Teachers College Record
- Discipline: Education
- Language: English

Publication details
- History: 1900-present
- Publisher: Teachers College, Columbia University
- Frequency: Monthly
- Impact factor: 1.072 (2017)

Standard abbreviations
- ISO 4: Teach. Coll. Rec.

Indexing
- ISSN: 0161-4681 (print) 1467-9620 (web)
- LCCN: 92645723
- OCLC no.: 1590002

Links
- Journal homepage; Online access;

= Teachers College Record =

Teachers College Record is a monthly peer-reviewed academic journal of education that was established in 1900. It is published by EdLab at Teachers College, Columbia University.
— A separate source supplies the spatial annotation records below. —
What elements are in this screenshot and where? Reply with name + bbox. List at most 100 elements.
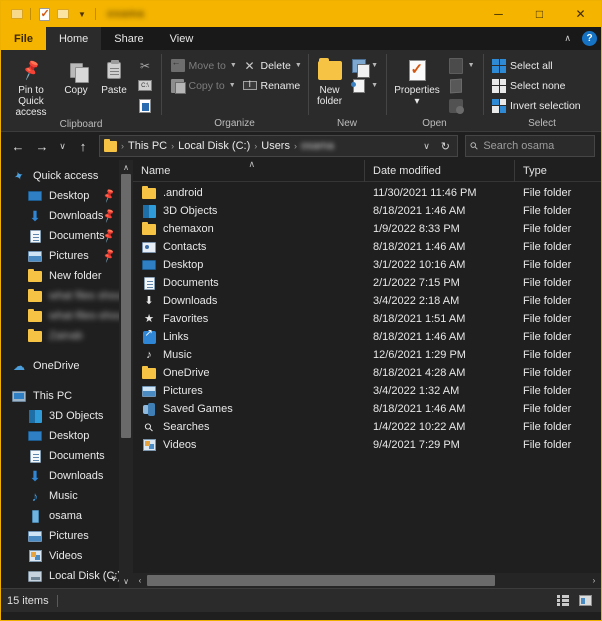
properties-button[interactable]: Properties ▾ (391, 54, 444, 107)
select-none-button[interactable]: Select none (487, 76, 585, 95)
minimize-button[interactable]: ─ (478, 1, 519, 27)
sidebar-item-onedrive[interactable]: ☁OneDrive (1, 356, 133, 376)
cut-button[interactable]: ✂ (133, 56, 157, 75)
table-row[interactable]: ♪Music12/6/2021 1:29 PMFile folder (133, 346, 601, 364)
table-row[interactable]: ⬇Downloads3/4/2022 2:18 AMFile folder (133, 292, 601, 310)
cell-name[interactable]: .android (133, 185, 365, 201)
cell-name[interactable]: 3D Objects (133, 203, 365, 219)
sidebar-item-what-files-shoul[interactable]: what files shoul (1, 286, 133, 306)
invert-selection-button[interactable]: Invert selection (487, 96, 585, 115)
breadcrumb[interactable]: › This PC › Local Disk (C:) › Users › os… (99, 135, 458, 157)
table-row[interactable]: 3D Objects8/18/2021 1:46 AMFile folder (133, 202, 601, 220)
sidebar-scrollbar[interactable]: ∧ ∨ (119, 160, 133, 588)
table-row[interactable]: ★Favorites8/18/2021 1:51 AMFile folder (133, 310, 601, 328)
open-button[interactable]: ▼ (444, 56, 479, 75)
refresh-icon[interactable]: ↻ (436, 140, 455, 153)
help-icon[interactable]: ? (582, 31, 597, 46)
column-header-type[interactable]: Type (515, 160, 601, 182)
cell-name[interactable]: Contacts (133, 239, 365, 255)
scroll-right-icon[interactable]: › (587, 573, 601, 588)
scroll-down-icon[interactable]: ∨ (119, 574, 133, 588)
folder-icon[interactable] (55, 6, 71, 22)
cell-name[interactable]: Documents (133, 275, 365, 291)
tab-share[interactable]: Share (101, 27, 156, 50)
cell-name[interactable]: ⬇Downloads (133, 293, 365, 309)
pin-to-quick-access-button[interactable]: 📌 Pin to Quick access (5, 54, 57, 118)
column-header-date-modified[interactable]: Date modified (365, 160, 515, 182)
history-button[interactable] (444, 96, 479, 115)
back-button[interactable]: ← (7, 135, 29, 157)
move-to-button[interactable]: Move to ▼ (166, 56, 238, 75)
sidebar-item-quick-access[interactable]: ✦Quick access (1, 166, 133, 186)
new-item-button[interactable]: ▼ (347, 56, 382, 75)
paste-shortcut-button[interactable] (133, 96, 157, 115)
sidebar-item-videos[interactable]: Videos (1, 546, 133, 566)
cell-name[interactable]: Saved Games (133, 401, 365, 417)
breadcrumb-local-disk[interactable]: Local Disk (C:) (175, 140, 253, 152)
sidebar-item-this-pc[interactable]: This PC (1, 386, 133, 406)
sidebar-item-documents[interactable]: Documents (1, 446, 133, 466)
table-row[interactable]: Links8/18/2021 1:46 AMFile folder (133, 328, 601, 346)
table-row[interactable]: ⚲Searches1/4/2022 10:22 AMFile folder (133, 418, 601, 436)
cell-name[interactable]: chemaxon (133, 221, 365, 237)
sidebar-item-3d-objects[interactable]: 3D Objects (1, 406, 133, 426)
tab-file[interactable]: File (1, 27, 46, 50)
maximize-button[interactable]: □ (519, 1, 560, 27)
sidebar-item-downloads[interactable]: ⬇Downloads (1, 466, 133, 486)
table-row[interactable]: Documents2/1/2022 7:15 PMFile folder (133, 274, 601, 292)
breadcrumb-current-folder[interactable]: osama (298, 140, 337, 152)
scroll-left-icon[interactable]: ‹ (133, 573, 147, 588)
cell-name[interactable]: OneDrive (133, 365, 365, 381)
search-input[interactable]: ⚲ Search osama (465, 135, 595, 157)
scrollbar-thumb[interactable] (147, 575, 495, 586)
new-folder-button[interactable]: New folder (312, 54, 347, 107)
up-button[interactable]: ↑ (72, 135, 94, 157)
table-row[interactable]: Contacts8/18/2021 1:46 AMFile folder (133, 238, 601, 256)
scrollbar-track[interactable] (119, 174, 133, 574)
edit-button[interactable] (444, 76, 479, 95)
large-icons-view-button[interactable] (575, 592, 595, 610)
breadcrumb-this-pc[interactable]: This PC (125, 140, 170, 152)
breadcrumb-users[interactable]: Users (258, 140, 293, 152)
cell-name[interactable]: ★Favorites (133, 311, 365, 327)
table-row[interactable]: chemaxon1/9/2022 8:33 PMFile folder (133, 220, 601, 238)
customize-caret-icon[interactable]: ▼ (74, 6, 90, 22)
folder-icon[interactable] (9, 6, 25, 22)
expand-chevron-icon[interactable]: ∨ (110, 573, 117, 584)
table-row[interactable]: Pictures3/4/2022 1:32 AMFile folder (133, 382, 601, 400)
forward-button[interactable]: → (31, 135, 53, 157)
sidebar-item-zainab[interactable]: Zainab (1, 326, 133, 346)
scroll-up-icon[interactable]: ∧ (119, 160, 133, 174)
sidebar-item-desktop[interactable]: Desktop📌 (1, 186, 133, 206)
sidebar-item-local-disk-c[interactable]: Local Disk (C:)∨ (1, 566, 133, 586)
rename-button[interactable]: Rename (238, 76, 306, 95)
column-header-name[interactable]: Name ∧ (133, 160, 365, 182)
table-row[interactable]: .android11/30/2021 11:46 PMFile folder (133, 184, 601, 202)
cell-name[interactable]: Links (133, 329, 365, 345)
recent-locations-icon[interactable]: ∨ (55, 135, 70, 157)
cell-name[interactable]: Desktop (133, 257, 365, 273)
sidebar-item-osama[interactable]: osama (1, 506, 133, 526)
cell-name[interactable]: ♪Music (133, 347, 365, 363)
scrollbar-track[interactable] (147, 573, 587, 588)
cell-name[interactable]: Videos (133, 437, 365, 453)
table-row[interactable]: Videos9/4/2021 7:29 PMFile folder (133, 436, 601, 454)
copy-button[interactable]: Copy (57, 54, 95, 96)
horizontal-scrollbar[interactable]: ‹ › (133, 573, 601, 588)
delete-button[interactable]: ✕ Delete ▼ (238, 56, 306, 75)
cell-name[interactable]: ⚲Searches (133, 419, 365, 435)
sidebar-item-documents[interactable]: Documents📌 (1, 226, 133, 246)
sidebar-item-downloads[interactable]: ⬇Downloads📌 (1, 206, 133, 226)
sidebar-item-what-files-shoul[interactable]: what-files-shoul (1, 306, 133, 326)
scrollbar-thumb[interactable] (121, 174, 131, 438)
cell-name[interactable]: Pictures (133, 383, 365, 399)
properties-checkbox-icon[interactable] (36, 6, 52, 22)
sidebar-item-pictures[interactable]: Pictures📌 (1, 246, 133, 266)
paste-button[interactable]: Paste (95, 54, 133, 96)
sidebar-item-desktop[interactable]: Desktop (1, 426, 133, 446)
tab-view[interactable]: View (157, 27, 207, 50)
table-row[interactable]: OneDrive8/18/2021 4:28 AMFile folder (133, 364, 601, 382)
close-button[interactable]: ✕ (560, 1, 601, 27)
table-row[interactable]: Desktop3/1/2022 10:16 AMFile folder (133, 256, 601, 274)
sidebar-item-new-folder[interactable]: New folder (1, 266, 133, 286)
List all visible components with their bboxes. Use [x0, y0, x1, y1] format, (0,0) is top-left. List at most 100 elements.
The journal also "pre-publishes" papers online, and curates special online issues with the aim of building a weekly audience by utilizing online technologies in order to increase relevancy and reduce publication lag.

== Editors ==
The editor-in-chief was Gary Natriello since 1995 until June 2019

== Abstracting and indexing ==
The journal is abstracted and indexed in:

- PsycINFO
- Scopus
- Academic Search
- America: History and Life
- Current Contents/Social & Behavioral Science
- EBSCO databases
- ProQuest databases
- Social Sciences Citation Index

According to the Journal Citation Reports, the journal has a 2017 impact factor of 1.072.

== The Voice ==
Teachers College Record publishes a bi-weekly video series entitled "The Voice" which was developed, and is produced by the EdLab. The Voice is published on EdLab's video platform Vialogues, with the aim of communicating traditional academic papers in an innovative way. Over 350 episodes of The Voice have been published.